Tobacco Waste Cleanup at the American River Parkway
Simply look around. Tobacco litter is everywhere: from local grocery store parking lots to San Francisco Beaches to the American River Parkway here in Sacramento. In fact, cigarette butts are the most common toxic waste found in cleanups and can make up 37 percent of the total waste in California.
Tobacco does not just impact the health of individuals; it also negatively affects the environment. When cigarette butts, e-cigarette devices, and other tobacco waste is not disposed of properly, it pollutes water, air, and land with toxic chemicals. Unfortunately, there is a new threat to our environment with the growing e-cigarette market. E-cigarette waste is especially concerning given the single-use products made of plastics that cannot biodegrade under any circumstances and the classification of these products as both biological and hazardous waste.
Discarded cigarette butts have been linked to large wildfires, resulting in the destruction of wildlife, vegetation, and property. Cigarette-induced fires claim hundreds of lives in California each year, not to mention the millions of dollars in property damage.
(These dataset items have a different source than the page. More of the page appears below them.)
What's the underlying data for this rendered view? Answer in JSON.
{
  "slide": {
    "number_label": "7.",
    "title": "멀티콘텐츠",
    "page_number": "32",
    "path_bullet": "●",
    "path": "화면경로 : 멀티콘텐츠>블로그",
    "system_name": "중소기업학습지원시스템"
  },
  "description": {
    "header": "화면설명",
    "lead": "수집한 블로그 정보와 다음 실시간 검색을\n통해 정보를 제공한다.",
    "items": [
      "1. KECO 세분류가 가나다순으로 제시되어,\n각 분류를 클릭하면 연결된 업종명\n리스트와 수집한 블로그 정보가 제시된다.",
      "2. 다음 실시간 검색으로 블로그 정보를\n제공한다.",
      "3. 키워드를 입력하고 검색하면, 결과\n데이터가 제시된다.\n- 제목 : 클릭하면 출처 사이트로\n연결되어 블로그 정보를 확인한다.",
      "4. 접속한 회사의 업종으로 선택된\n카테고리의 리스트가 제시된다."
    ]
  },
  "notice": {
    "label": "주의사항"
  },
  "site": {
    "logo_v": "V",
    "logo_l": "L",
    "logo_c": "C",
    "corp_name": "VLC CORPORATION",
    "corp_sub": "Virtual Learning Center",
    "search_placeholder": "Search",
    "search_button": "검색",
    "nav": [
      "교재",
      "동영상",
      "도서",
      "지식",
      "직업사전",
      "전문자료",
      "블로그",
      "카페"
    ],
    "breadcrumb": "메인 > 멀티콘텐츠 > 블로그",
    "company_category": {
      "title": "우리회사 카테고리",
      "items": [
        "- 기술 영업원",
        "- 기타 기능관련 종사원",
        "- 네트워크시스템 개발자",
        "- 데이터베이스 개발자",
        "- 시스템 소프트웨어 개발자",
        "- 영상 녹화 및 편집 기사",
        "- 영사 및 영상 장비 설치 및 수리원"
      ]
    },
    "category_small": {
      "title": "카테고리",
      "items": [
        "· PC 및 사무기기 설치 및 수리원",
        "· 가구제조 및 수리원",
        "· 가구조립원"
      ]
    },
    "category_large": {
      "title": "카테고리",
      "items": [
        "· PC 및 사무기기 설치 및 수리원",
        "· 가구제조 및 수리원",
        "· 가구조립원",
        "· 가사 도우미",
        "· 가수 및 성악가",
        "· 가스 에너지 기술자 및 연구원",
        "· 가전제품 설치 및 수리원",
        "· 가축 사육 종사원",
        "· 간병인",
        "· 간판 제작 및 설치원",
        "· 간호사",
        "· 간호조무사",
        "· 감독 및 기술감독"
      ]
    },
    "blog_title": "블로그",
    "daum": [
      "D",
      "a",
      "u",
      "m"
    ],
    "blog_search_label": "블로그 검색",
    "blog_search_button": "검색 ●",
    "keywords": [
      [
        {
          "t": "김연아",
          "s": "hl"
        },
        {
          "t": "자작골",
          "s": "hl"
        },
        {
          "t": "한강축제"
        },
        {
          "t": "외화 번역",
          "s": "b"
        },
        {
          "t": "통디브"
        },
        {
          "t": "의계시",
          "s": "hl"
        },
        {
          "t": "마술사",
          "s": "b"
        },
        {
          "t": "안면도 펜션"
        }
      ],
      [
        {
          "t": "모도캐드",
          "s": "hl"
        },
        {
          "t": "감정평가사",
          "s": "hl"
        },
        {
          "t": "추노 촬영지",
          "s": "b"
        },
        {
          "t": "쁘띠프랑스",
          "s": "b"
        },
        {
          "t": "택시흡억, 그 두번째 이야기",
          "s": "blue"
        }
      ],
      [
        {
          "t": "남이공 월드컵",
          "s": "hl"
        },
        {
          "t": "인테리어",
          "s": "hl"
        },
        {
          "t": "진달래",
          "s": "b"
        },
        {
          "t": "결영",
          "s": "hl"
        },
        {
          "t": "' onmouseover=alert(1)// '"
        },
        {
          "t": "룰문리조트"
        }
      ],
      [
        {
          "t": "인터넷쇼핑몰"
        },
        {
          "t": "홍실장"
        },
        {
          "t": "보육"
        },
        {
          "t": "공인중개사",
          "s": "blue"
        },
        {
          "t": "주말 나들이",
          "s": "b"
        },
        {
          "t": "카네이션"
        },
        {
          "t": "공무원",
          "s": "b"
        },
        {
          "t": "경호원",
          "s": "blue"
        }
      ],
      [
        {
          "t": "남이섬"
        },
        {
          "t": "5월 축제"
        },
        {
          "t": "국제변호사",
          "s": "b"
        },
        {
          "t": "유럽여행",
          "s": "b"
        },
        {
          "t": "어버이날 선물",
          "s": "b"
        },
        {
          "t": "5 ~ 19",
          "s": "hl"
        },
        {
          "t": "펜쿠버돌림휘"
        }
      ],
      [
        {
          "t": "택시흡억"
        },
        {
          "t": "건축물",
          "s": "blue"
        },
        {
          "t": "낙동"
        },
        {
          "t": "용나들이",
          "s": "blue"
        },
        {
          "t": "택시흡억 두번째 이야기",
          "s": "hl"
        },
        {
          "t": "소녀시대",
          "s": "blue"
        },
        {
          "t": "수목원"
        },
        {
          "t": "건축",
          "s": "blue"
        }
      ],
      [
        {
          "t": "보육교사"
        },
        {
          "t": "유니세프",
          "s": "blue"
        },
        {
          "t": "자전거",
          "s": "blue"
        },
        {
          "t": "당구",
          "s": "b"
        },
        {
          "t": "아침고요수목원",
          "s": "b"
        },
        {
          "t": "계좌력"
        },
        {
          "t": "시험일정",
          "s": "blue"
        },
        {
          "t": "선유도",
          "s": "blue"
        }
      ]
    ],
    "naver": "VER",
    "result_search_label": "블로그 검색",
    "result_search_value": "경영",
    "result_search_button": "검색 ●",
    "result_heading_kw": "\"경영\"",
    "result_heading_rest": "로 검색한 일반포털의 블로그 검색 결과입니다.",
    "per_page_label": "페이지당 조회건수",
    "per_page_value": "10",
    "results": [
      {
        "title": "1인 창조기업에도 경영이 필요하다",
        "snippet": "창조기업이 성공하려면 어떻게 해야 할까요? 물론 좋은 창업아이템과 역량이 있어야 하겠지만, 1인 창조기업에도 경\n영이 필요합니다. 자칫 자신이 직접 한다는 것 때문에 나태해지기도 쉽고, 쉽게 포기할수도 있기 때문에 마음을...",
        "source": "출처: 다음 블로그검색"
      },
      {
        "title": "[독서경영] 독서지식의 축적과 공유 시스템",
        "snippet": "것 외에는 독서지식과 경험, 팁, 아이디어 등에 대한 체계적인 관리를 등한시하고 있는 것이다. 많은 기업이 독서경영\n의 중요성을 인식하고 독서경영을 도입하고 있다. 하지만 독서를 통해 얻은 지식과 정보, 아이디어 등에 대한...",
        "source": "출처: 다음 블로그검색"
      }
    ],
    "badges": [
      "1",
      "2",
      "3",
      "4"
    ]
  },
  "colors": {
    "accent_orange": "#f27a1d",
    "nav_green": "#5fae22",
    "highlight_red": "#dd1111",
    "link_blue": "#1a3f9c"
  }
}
Furthermore, cigarette butts leach toxic chemicals into the environment such as arsenic, lead, and nicotine which can contaminate water and poison wildlife.
Concerned about the impact of tobacco litter on the environment, Breathe California Sacramento Region’s Smoke-Free Sacramento project organized a Tobacco Waste Cleanup Event at the American River Parkway. On October 9th, 31 volunteers joined Breathe Staff and the Equestrian Trail Patrol at River Bend Park to do their part in cleaning the American River Parkway. In addition to collecting all kinds of trash, volunteers kept tobacco litter in separate bags and recorded how many tobacco-related litter items they found.
In under 2 hours, the 31 volunteers were able to collect 1,841 pieces of tobacco waste! Most of the collected tobacco waste included cigarette butts, cigarette packaging such as cartons, cigar and cigarillo wrappers, mouth pieces, and a few pieces of electronic cigarette or vape packaging. This tobacco waste is displayed in glass jars and will be used to visually show and educate the community and decision makers on the impacts of tobacco and tobacco waste.
We hope to continue to organize tobacco waste cleanups where volunteers can join us to keep the environment and our beautiful parks like the American River Parkway pristine for all to enjoy!